Brazil Senate panel poised to recommend charges against president, 69 others

BRASILIA, Brazil -- A Brazilian congressional panel is set to recommend mass homicide charges against President Jair Bolsonaro, asserting that he intentionally let the coronavirus rip through the country and kill hundreds of thousands in a failed bid to achieve herd immunity and revive Latin America's largest economy.

A report from a congressional investigation, excerpts from which were viewed by The New York Times ahead of its scheduled release this week, also recommends criminal charges against 69 other people, including three of Bolsonaro's sons and numerous current and former government officials.

The accusations appear in a nearly 1,200-page report that blames Bolsonaro's policies for the deaths of more than 300,000 Brazilians, half of the nation's coronavirus death toll, and urges the Brazilian authorities to imprison the president, according to the excerpts from the report and interviews with two of the committee's senators.

"Many of these deaths were preventable," Renan Calheiros, the centrist Brazilian senator who was the lead author of the report, said in an interview in his office late Monday. "I am personally convinced that he is responsible for escalating the slaughter."

It is unclear whether the report will lead to criminal charges. But it may prove a major escalation in the political challenges confronting Bolsonaro, who took office in 2019, faces reelection next year and is suffering falling popularity.

From the outset of the pandemic, Bolsonaro has gone out of his way to minimize the threat of the virus. As countries around the world locked down and his own people began filling hospitals, he encouraged mass gatherings and discouraged masks.

Those actions, the report argued, amounted to mass homicide.

Bolsonaro's office did not respond to requests for comment, but the president has criticized the Senate's investigation into his handling of the pandemic as politically motivated. "Did you know that I was indicted for homicide today?" he asked supporters after the first details leaked out. He later called Calheiros "dirty."

The report's findings culminate a six-month investigation by a special covid-19 Senate committee that held more than 50 hearings. They featured testimony about bribery schemes and disinformation operations. One lawmaker wore a bulletproof vest to testify that some vaccine purchases included kickbacks.

Written by a small group of senators after a wide-ranging investigation, the report also accuses Bolsonaro of "genocide" against Indigenous groups in the Amazon, where the virus decimated populations for months after hospitals there ran out of oxygen. Those allegations are unlikely to gain traction with Brazilian prosecutors, according to legal experts, and seem certain to further divide an already fractured nation.

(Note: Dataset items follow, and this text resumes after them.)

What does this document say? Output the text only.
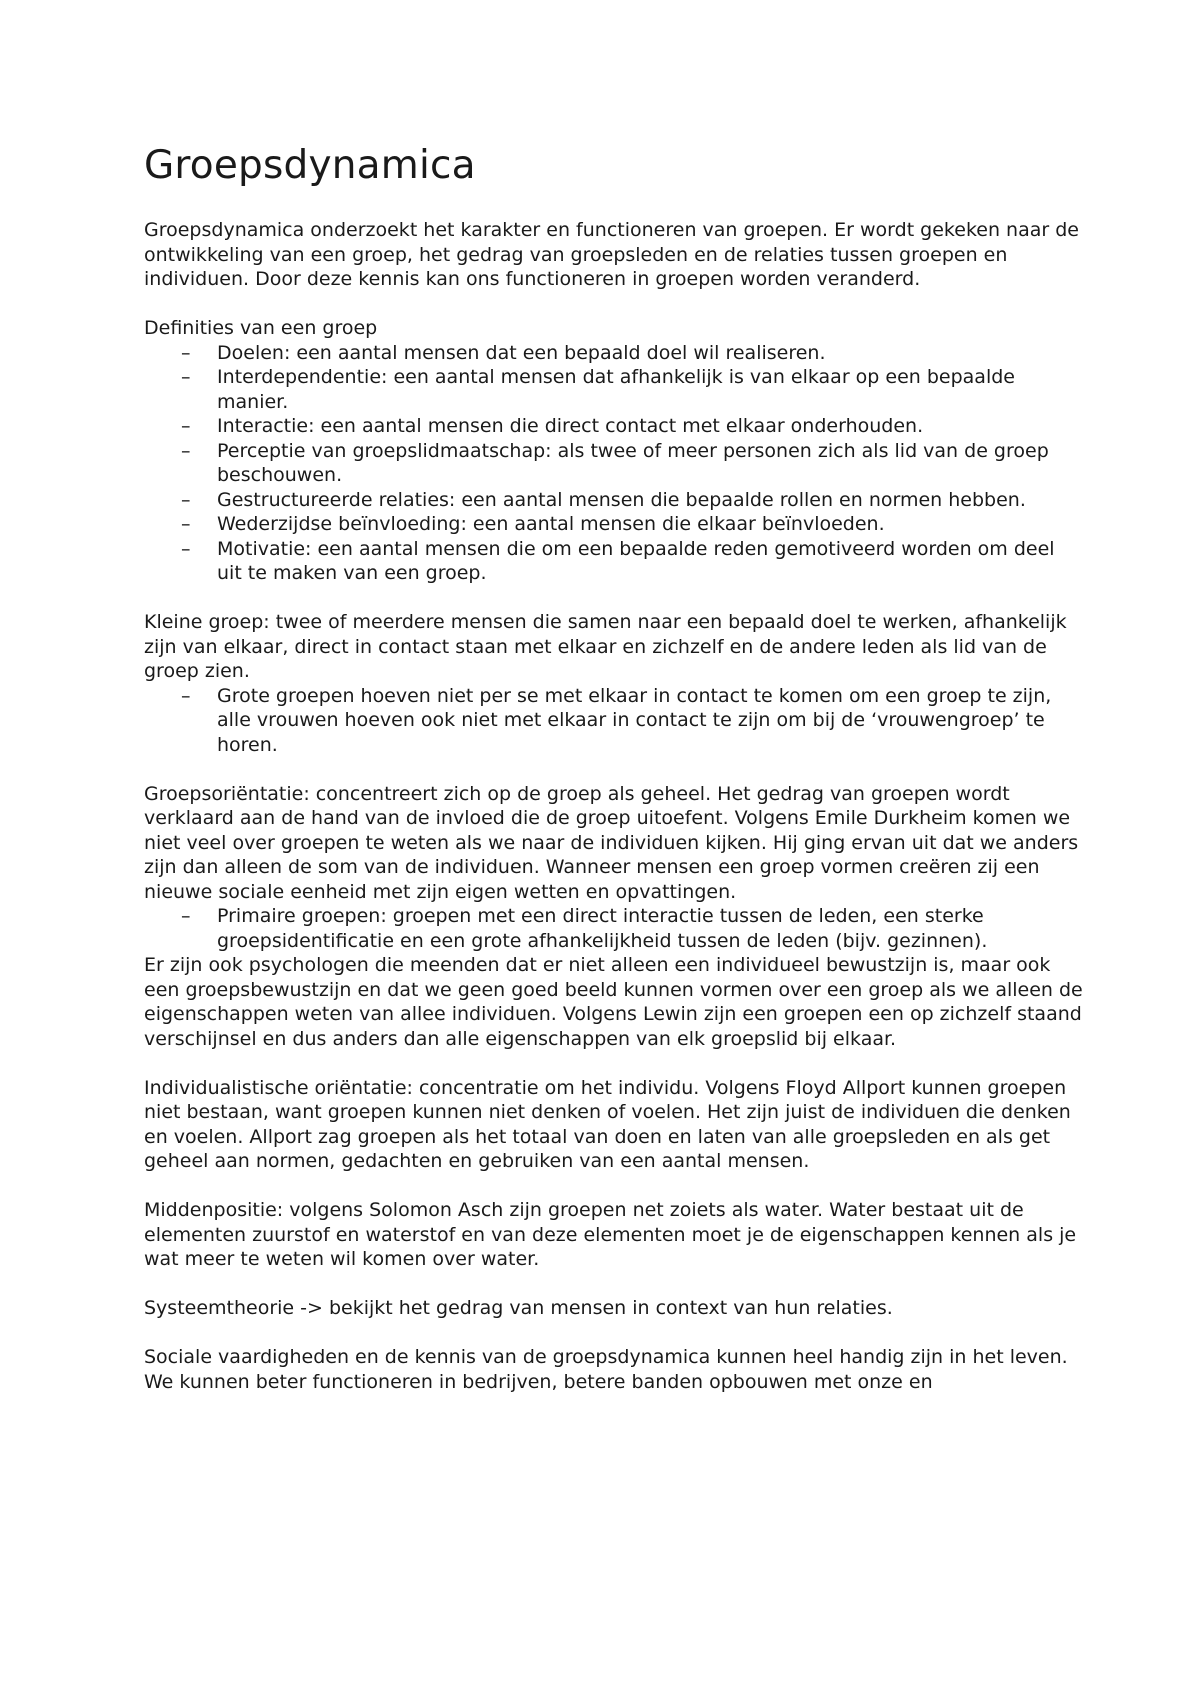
Groepsdynamica

Groepsdynamica onderzoekt het karakter en functioneren van groepen. Er wordt gekeken naar de ontwikkeling van een groep, het gedrag van groepsleden en de relaties tussen groepen en individuen. Door deze kennis kan ons functioneren in groepen worden veranderd.

Definities van een groep

– Doelen: een aantal mensen dat een bepaald doel wil realiseren.
– Interdependentie: een aantal mensen dat afhankelijk is van elkaar op een bepaalde manier.
– Interactie: een aantal mensen die direct contact met elkaar onderhouden.
– Perceptie van groepslidmaatschap: als twee of meer personen zich als lid van de groep beschouwen.
– Gestructureerde relaties: een aantal mensen die bepaalde rollen en normen hebben.
– Wederzijdse beïnvloeding: een aantal mensen die elkaar beïnvloeden.
– Motivatie: een aantal mensen die om een bepaalde reden gemotiveerd worden om deel uit te maken van een groep.

Kleine groep: twee of meerdere mensen die samen naar een bepaald doel te werken, afhankelijk zijn van elkaar, direct in contact staan met elkaar en zichzelf en de andere leden als lid van de groep zien.

– Grote groepen hoeven niet per se met elkaar in contact te komen om een groep te zijn, alle vrouwen hoeven ook niet met elkaar in contact te zijn om bij de ‘vrouwengroep’ te horen.

Groepsoriëntatie: concentreert zich op de groep als geheel. Het gedrag van groepen wordt verklaard aan de hand van de invloed die de groep uitoefent. Volgens Emile Durkheim komen we niet veel over groepen te weten als we naar de individuen kijken. Hij ging ervan uit dat we anders zijn dan alleen de som van de individuen. Wanneer mensen een groep vormen creëren zij een nieuwe sociale eenheid met zijn eigen wetten en opvattingen.

– Primaire groepen: groepen met een direct interactie tussen de leden, een sterke groepsidentificatie en een grote afhankelijkheid tussen de leden (bijv. gezinnen).

Er zijn ook psychologen die meenden dat er niet alleen een individueel bewustzijn is, maar ook een groepsbewustzijn en dat we geen goed beeld kunnen vormen over een groep als we alleen de eigenschappen weten van allee individuen. Volgens Lewin zijn een groepen een op zichzelf staand verschijnsel en dus anders dan alle eigenschappen van elk groepslid bij elkaar.

Individualistische oriëntatie: concentratie om het individu. Volgens Floyd Allport kunnen groepen niet bestaan, want groepen kunnen niet denken of voelen. Het zijn juist de individuen die denken en voelen. Allport zag groepen als het totaal van doen en laten van alle groepsleden en als get geheel aan normen, gedachten en gebruiken van een aantal mensen.

Middenpositie: volgens Solomon Asch zijn groepen net zoiets als water. Water bestaat uit de elementen zuurstof en waterstof en van deze elementen moet je de eigenschappen kennen als je wat meer te weten wil komen over water.

Systeemtheorie -> bekijkt het gedrag van mensen in context van hun relaties.

Sociale vaardigheden en de kennis van de groepsdynamica kunnen heel handig zijn in het leven. We kunnen beter functioneren in bedrijven, betere banden opbouwen met onze en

The report found that the president had pushed unproven drugs like hydroxychloroquine well after they had been shown to be ineffective for treating covid-19, and that his administration caused a monthslong delay in the distribution of vaccines in Brazil by ignoring more than 100 emails from Pfizer. Instead, his government opted to overpay for an unapproved vaccine from India, the report said, a deal that was later canceled over suspicions of graft.

Calheiros defended the committee's plans to recommend charges of homicide and "Indigenous genocide" against Bolsonaro, saying they were accurate under a technical reading of Brazilian law. He framed the homicide charge as murder "by omission" -- meaning that Bolsonaro allowed deaths he was responsible for preventing.

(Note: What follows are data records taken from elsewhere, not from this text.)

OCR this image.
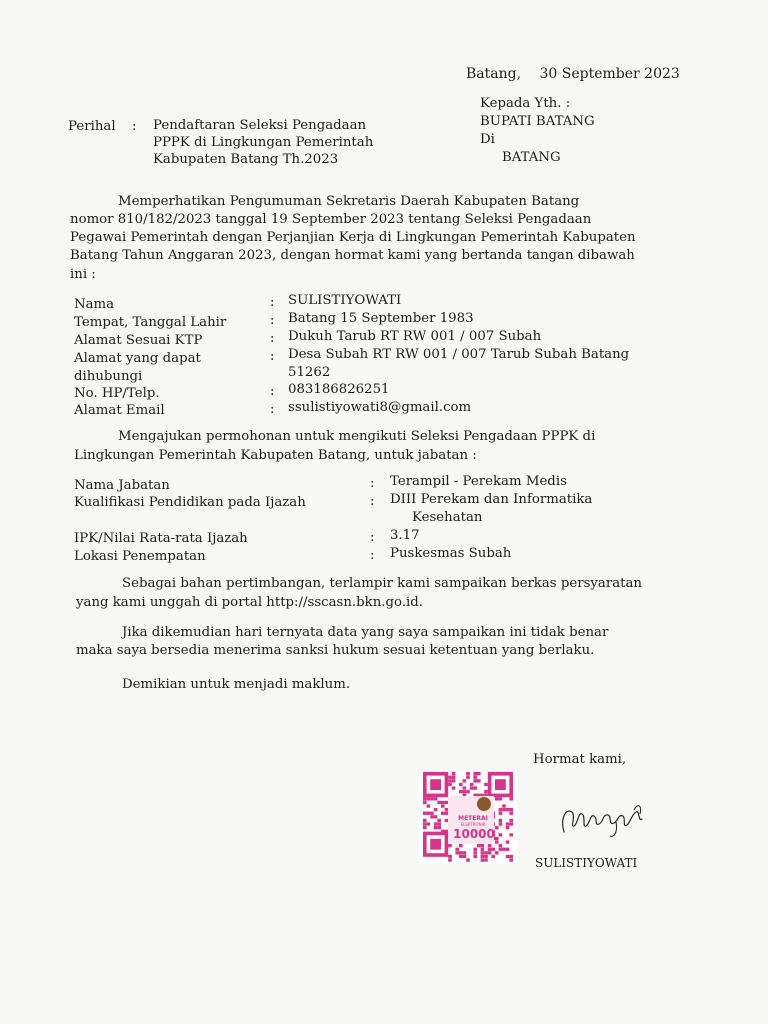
Batang, 30 September 2023
Perihal : Pendaftaran Seleksi Pengadaan
PPPK di Lingkungan Pemerintah
Kabupaten Batang Th.2023
Kepada Yth. :
BUPATI BATANG
Di
BATANG
Memperhatikan Pengumuman Sekretaris Daerah Kabupaten Batang
nomor 810/182/2023 tanggal 19 September 2023 tentang Seleksi Pengadaan
Pegawai Pemerintah dengan Perjanjian Kerja di Lingkungan Pemerintah Kabupaten
Batang Tahun Anggaran 2023, dengan hormat kami yang bertanda tangan dibawah
ini :
Nama
Tempat, Tanggal Lahir
Alamat Sesuai KTP
Alamat yang dapat
dihubungi
No. HP/Telp.
Alamat Email
:
:
:
:
:
:
SULISTIYOWATI
Batang 15 September 1983
Dukuh Tarub RT RW 001 / 007 Subah
Desa Subah RT RW 001 / 007 Tarub Subah Batang
51262
083186826251
ssulistiyowati8@gmail.com
Mengajukan permohonan untuk mengikuti Seleksi Pengadaan PPPK di
Lingkungan Pemerintah Kabupaten Batang, untuk jabatan :
Nama Jabatan
Kualifikasi Pendidikan pada Ijazah
IPK/Nilai Rata-rata Ijazah
Lokasi Penempatan
:
:
:
:
Terampil - Perekam Medis
DIII Perekam dan Informatika
Kesehatan
3.17
Puskesmas Subah
Sebagai bahan pertimbangan, terlampir kami sampaikan berkas persyaratan
yang kami unggah di portal http://sscasn.bkn.go.id.
Jika dikemudian hari ternyata data yang saya sampaikan ini tidak benar
maka saya bersedia menerima sanksi hukum sesuai ketentuan yang berlaku.
Demikian untuk menjadi maklum.
Hormat kami,
METERAI
ELEKTRONIK
10000
SULISTIYOWATI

The committee was scheduled to release the report today and then vote on it in a week. The group of seven opposition senators generally agree on the report, Calheiros said, suggesting that it would be approved.

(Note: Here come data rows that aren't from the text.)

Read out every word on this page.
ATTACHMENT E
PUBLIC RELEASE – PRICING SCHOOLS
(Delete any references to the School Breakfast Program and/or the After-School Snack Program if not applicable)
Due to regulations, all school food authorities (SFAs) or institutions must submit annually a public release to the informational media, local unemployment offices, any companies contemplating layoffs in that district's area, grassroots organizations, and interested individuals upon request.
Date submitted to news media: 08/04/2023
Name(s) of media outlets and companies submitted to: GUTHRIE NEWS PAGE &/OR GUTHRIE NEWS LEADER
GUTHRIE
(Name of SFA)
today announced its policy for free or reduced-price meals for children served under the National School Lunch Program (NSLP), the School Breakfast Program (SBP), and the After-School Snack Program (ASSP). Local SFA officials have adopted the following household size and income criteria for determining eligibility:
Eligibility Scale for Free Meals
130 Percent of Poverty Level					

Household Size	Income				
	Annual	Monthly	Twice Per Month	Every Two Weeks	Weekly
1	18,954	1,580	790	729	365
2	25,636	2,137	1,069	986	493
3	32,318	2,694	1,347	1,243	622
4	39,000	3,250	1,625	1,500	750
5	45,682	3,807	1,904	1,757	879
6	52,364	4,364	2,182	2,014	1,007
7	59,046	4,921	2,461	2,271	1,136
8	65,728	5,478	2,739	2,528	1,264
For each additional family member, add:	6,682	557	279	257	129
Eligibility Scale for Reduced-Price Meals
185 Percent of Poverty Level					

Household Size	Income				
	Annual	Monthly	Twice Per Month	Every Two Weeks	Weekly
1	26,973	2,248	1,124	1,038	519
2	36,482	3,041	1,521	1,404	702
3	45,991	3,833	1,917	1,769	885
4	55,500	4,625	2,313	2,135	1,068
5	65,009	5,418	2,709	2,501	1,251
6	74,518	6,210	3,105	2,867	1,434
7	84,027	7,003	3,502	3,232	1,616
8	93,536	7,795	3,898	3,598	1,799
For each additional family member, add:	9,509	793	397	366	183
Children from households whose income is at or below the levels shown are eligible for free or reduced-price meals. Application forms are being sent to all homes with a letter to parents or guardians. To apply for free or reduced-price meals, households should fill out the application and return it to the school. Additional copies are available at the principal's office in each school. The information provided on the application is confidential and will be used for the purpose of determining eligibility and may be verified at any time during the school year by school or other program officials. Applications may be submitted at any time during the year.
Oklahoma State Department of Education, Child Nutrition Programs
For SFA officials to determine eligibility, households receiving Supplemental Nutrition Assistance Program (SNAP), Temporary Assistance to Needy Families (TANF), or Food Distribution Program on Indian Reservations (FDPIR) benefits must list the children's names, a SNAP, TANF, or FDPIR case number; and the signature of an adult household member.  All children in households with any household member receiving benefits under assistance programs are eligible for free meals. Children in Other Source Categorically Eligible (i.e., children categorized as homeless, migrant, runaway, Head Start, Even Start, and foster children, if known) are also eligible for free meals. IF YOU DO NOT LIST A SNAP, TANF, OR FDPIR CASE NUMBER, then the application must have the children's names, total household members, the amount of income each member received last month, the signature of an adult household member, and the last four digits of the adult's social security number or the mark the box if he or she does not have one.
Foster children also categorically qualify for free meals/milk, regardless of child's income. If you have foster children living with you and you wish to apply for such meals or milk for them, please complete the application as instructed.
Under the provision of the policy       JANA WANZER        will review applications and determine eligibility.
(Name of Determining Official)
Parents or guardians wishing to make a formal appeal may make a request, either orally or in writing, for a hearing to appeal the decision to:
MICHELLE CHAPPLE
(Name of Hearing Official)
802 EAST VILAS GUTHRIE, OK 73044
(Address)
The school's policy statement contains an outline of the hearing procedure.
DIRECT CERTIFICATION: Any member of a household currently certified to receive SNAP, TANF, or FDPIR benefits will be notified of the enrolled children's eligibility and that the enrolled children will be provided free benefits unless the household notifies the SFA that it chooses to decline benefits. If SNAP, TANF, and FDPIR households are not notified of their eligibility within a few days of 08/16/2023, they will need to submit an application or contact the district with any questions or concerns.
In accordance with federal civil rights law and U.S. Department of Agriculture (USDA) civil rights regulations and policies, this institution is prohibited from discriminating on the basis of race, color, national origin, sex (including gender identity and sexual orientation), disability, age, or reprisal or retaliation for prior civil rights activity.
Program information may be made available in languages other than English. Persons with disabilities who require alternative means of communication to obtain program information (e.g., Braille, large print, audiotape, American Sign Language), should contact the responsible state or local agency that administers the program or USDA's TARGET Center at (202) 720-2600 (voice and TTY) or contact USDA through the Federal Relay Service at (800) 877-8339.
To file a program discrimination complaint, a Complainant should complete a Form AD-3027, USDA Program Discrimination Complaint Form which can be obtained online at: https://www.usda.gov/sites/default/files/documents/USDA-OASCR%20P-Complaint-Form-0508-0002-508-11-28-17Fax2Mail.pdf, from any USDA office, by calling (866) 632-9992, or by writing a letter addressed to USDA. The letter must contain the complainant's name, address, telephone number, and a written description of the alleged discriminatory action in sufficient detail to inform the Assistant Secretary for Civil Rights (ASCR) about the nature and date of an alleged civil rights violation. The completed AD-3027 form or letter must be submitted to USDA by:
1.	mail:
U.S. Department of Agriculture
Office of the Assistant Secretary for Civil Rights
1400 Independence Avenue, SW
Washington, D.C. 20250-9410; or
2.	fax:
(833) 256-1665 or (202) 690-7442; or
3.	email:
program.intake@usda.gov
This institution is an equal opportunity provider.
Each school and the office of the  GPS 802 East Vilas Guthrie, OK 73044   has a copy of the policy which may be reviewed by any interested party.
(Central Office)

One of the four senators on the committee who support the president is his son, Flavio Bolsonaro. The report that he will vote on next week will recommend criminal charges against him, too.

In addition to the homicide and genocide charges, the report recommends nine additional charges against Jair Bolsonaro, including forging documents and "crimes against humanity."

If the report is approved, Brazil's attorney general will have 30 days to decide whether to pursue criminal charges against Bolsonaro and the others named in the report. Brazil's lower house in Congress would also have to approve charges against Bolsonaro. De Souza said that outcome was unlikely: Bolsonaro appointed the attorney general, who remains his supporter, and his supporters control the lower house.

Calheiros said that if the attorney general did not pursue charges against the president, the Senate committee would seek other potential legal avenues, including in Brazil's Supreme Court and the International Criminal Court in The Hague.